Shrimp and green mango curry (Chemmeen and manga curry)
 
Prep time
Cook time
Total time
 
Shrimp (prawns) cooked with green mangoes in coconut milk spiced with ginger, green chillies and turmeric to get a tangy and flavorful curry!
Author:
Recipe type: Main course
Cuisine: Kerala
Serves: 3-4
RecipeIngredients
  • 1 lb uncooked shrimp (about 20-22 medium size),
  • deshelled and deveined
  • ¾ cup green mango pieces,
  • chopped into ½ inch cubes(about
  • 1 small mango)
  • a small piece of kodampuli or kokum (optional)
  • ¼ tsp fresh ginger, chopped finely
  • 3 green chillies,slit length-wise (omit for AIP)
  • 1½ tsp red chilli (cayenne)powder (use less for mild version and skip for AIP)
  • 1 tsp turmeric powder
  • 1¼ tsp salt
  • 3 cups fresh coconut milk or canned(see notes below for
  • extracting fresh coconut milk)
For final garnish:
  • 1 tbsp finely chopped red onions or shallots
  • 1 tbsp extra virgin coconut oil
  • 1 sprig of curry leaves, with stem
For getting fresh coconut milk:
  • 2 cups of fresh grated coconut or (frozen grated coconut that has been thawed)
  • 2 cups plus 1 cup of warm water
RecipeInstructions
  1. Take an earthen/clay pot or a regular medium size cooking pot and add the cleaned pieces of shrimp in it. Keep aside.
  2. Peel the green mango and slice it into 1 inch cubes discarding the seed in the middle. Measure about ¾ th cup of mango pieces and add to the pot with the shrimp.
  3. Next add all the other ingredients including the coconut milk and mix slightly with a wooden spoon so that the spices blend well with the coconut milk.

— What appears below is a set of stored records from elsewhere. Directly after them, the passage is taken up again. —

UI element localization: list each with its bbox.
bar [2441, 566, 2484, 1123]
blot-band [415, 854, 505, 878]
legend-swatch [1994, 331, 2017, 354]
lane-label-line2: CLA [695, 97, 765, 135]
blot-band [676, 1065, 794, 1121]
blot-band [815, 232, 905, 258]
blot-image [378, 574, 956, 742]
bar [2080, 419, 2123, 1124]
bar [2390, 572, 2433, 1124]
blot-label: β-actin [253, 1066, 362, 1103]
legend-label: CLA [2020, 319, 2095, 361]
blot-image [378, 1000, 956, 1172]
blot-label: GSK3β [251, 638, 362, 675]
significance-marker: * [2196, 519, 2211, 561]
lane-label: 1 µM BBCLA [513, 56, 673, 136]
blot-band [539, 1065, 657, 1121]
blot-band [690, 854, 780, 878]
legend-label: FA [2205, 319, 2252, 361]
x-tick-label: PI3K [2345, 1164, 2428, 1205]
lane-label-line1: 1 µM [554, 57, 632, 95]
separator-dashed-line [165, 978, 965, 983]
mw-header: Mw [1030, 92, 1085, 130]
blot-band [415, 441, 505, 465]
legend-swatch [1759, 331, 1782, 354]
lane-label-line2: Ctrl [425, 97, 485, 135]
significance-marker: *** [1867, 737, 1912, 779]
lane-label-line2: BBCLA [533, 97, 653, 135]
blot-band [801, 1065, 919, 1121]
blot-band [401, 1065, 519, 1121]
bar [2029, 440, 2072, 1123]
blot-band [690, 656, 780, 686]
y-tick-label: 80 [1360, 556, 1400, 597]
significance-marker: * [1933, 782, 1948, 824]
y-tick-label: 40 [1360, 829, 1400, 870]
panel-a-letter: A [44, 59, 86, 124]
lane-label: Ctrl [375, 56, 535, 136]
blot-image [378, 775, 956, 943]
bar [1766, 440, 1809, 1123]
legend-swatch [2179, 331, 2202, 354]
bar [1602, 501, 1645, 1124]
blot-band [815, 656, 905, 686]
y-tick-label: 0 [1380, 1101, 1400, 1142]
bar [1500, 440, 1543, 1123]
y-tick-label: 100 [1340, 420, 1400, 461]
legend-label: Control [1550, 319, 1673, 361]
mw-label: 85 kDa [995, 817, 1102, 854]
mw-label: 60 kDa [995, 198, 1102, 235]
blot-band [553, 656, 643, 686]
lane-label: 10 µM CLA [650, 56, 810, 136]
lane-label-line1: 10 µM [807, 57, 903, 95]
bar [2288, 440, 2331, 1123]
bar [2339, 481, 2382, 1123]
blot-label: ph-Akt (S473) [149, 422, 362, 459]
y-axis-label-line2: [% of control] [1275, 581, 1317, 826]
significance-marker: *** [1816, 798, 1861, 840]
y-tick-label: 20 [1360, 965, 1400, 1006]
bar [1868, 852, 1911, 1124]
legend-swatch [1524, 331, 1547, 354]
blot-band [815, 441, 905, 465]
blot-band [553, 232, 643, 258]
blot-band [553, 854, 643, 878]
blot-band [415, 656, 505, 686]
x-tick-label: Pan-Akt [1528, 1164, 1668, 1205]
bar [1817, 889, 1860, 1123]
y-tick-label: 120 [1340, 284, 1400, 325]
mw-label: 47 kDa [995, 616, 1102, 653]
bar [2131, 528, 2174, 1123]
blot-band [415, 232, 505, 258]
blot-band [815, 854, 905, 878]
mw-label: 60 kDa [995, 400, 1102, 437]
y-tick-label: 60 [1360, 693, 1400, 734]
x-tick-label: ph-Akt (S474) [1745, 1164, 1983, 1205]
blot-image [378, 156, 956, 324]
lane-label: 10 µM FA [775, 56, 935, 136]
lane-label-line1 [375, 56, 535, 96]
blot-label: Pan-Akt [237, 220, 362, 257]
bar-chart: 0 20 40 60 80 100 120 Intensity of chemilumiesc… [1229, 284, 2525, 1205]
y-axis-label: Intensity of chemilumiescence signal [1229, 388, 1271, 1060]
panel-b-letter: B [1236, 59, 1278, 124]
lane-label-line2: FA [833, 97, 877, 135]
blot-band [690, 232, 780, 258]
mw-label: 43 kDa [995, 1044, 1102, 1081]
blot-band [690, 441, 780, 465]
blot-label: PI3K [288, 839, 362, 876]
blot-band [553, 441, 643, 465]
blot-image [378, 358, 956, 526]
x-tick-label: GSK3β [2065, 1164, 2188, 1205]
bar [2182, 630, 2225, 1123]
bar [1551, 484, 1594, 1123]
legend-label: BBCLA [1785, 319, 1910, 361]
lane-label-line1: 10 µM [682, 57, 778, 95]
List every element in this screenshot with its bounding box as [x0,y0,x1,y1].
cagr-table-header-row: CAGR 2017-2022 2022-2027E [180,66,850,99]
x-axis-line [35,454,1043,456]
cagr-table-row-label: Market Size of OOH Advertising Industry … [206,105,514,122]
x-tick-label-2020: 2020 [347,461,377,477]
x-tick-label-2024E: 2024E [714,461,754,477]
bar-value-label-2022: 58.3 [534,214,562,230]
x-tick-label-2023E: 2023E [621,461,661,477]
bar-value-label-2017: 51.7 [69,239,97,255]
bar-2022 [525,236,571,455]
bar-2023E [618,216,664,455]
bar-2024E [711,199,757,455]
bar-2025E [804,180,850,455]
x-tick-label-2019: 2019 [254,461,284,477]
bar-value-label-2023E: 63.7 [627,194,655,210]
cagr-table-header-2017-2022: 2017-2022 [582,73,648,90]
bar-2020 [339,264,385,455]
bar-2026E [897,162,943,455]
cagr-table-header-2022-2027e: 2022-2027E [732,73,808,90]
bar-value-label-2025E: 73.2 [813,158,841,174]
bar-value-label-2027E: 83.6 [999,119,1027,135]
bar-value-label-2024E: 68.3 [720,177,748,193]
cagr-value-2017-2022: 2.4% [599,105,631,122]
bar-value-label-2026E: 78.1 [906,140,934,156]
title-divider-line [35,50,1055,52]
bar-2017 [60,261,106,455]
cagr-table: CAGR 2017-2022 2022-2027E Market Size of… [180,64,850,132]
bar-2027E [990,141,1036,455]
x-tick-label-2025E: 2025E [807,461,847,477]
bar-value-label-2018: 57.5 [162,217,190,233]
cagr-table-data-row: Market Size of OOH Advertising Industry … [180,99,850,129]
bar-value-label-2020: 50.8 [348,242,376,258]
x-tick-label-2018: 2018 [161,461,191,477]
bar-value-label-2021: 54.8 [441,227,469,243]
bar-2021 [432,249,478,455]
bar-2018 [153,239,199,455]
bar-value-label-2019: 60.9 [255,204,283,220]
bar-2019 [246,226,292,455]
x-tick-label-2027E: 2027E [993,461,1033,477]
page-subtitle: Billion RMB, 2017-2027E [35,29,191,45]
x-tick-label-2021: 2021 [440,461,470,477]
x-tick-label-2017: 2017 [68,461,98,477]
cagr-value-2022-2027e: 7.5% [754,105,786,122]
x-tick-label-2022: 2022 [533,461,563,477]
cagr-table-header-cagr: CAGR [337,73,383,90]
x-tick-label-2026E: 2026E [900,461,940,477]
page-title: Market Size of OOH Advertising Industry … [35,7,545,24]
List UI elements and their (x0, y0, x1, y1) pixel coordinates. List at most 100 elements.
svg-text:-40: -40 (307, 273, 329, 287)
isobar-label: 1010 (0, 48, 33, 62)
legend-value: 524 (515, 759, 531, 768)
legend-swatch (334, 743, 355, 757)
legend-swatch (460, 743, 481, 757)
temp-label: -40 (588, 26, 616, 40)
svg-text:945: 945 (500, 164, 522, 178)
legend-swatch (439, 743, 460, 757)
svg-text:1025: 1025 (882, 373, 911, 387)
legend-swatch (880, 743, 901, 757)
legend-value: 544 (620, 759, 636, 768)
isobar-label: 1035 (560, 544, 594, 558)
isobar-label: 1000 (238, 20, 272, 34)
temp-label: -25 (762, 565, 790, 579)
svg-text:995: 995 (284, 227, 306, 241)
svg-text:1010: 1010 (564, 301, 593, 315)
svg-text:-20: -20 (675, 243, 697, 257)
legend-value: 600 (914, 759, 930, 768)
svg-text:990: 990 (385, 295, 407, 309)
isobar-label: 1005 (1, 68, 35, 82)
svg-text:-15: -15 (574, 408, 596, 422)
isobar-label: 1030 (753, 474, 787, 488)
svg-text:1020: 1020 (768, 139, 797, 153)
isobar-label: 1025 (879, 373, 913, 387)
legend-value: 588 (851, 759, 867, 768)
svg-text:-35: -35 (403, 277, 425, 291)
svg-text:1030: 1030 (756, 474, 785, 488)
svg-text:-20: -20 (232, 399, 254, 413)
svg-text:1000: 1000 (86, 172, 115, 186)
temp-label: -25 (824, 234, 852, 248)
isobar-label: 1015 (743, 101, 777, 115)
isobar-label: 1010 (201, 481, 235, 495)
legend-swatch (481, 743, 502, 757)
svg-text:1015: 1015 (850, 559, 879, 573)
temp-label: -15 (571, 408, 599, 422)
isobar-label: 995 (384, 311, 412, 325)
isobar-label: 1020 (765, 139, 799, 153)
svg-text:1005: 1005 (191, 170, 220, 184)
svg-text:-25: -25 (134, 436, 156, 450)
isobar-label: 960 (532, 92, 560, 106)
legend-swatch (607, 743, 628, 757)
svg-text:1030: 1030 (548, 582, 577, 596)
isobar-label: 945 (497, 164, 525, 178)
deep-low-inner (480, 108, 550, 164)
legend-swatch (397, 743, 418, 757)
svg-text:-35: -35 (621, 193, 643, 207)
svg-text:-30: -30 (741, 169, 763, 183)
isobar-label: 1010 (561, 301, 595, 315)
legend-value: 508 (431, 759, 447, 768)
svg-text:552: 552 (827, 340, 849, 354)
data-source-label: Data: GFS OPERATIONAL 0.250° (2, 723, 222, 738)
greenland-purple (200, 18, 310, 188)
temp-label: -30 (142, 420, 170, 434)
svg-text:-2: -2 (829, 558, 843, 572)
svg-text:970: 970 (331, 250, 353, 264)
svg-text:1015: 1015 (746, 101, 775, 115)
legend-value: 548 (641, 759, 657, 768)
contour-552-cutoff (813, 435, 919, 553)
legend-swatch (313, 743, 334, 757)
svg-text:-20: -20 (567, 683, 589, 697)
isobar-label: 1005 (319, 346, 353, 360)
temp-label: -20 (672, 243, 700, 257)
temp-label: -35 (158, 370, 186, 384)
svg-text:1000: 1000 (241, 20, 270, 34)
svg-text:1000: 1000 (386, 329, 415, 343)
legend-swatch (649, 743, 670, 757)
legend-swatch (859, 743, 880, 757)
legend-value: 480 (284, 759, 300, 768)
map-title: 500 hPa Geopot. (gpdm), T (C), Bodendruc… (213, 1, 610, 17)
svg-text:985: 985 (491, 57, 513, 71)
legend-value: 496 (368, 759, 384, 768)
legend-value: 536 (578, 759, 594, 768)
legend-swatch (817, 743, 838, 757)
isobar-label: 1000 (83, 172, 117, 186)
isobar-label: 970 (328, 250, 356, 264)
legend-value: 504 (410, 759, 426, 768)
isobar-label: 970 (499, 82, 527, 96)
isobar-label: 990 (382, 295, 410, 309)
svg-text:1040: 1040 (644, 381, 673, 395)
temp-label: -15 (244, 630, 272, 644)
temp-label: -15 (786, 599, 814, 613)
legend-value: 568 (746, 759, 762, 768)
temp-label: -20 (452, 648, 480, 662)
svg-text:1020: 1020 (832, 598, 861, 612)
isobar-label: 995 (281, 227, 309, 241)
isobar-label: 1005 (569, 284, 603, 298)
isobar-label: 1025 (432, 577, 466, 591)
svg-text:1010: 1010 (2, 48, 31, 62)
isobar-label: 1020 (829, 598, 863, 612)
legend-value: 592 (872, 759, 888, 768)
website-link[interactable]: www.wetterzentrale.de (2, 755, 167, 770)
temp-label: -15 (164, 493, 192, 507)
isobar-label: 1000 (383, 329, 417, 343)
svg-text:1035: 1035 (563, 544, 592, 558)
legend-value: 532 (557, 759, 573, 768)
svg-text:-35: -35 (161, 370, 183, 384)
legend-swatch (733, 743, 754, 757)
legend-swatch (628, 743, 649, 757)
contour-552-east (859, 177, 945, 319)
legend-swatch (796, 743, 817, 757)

  4. Keep the pot on the stove and heat covered on low to medium flame for about 20 minutes stirring every 5 minutes or so to prevent the shrimp from sticking to the pot.
  5. Take the lid off and check for consistency of the curry - it should be like a soup but not too watery and not too thick. If too thick, add a liitle bit of water and remove from flame. (If the curry looks too watery, let it cook for another 5 minutes or so uncovered on low heat until you get the desired consistency.)
  6. For the final tempering, heat the coconut oil in a tadka pan(small pan) for about 30 seconds. Then add the chopped onions and saute till golden brown(about 2 minutes). Add the curry leaves with its stem. Pour all the coconut oil and the onion and curry leaves mixture into the shrimp pot. Enjoy the shrimp curry with cooked parboiled rice and pappadams.!
For making fresh coconut milk:
  1. Take the 2 cups of fresh grated coconut (or thawed frozen grated coconut) and add to a blender along with 2 cups of warm water. Blend for about 1-2 minutes. Then strain using a large strainer directly into the pot with the fish. Next take the coconut from the strainer and again add to the blender with another 1 cup of warm water. Blend it again for about 1 minute and strain this milk into the pot so you will have approximately 3 cups of coconut milk.
Notes
For this curry, you really need tart green mangoes. If the mangoes are even slightly sweet then the curry will not taste as good. So first try a slice of the mango to check for tartness before using! If the green mango is not really tart, you can add a small piece of kodampuli (Kokum) to get additional tartness.
Sometimes, you may see some separation of the coconut milk on boiling (hence cooking on low to moderate heat is recommended). But if you do see separation, just lower the flame and let the curry simmer on low until it becomes unified again. If it doesn't still come together, then you may need to add a little bit more coconut milk towards the end.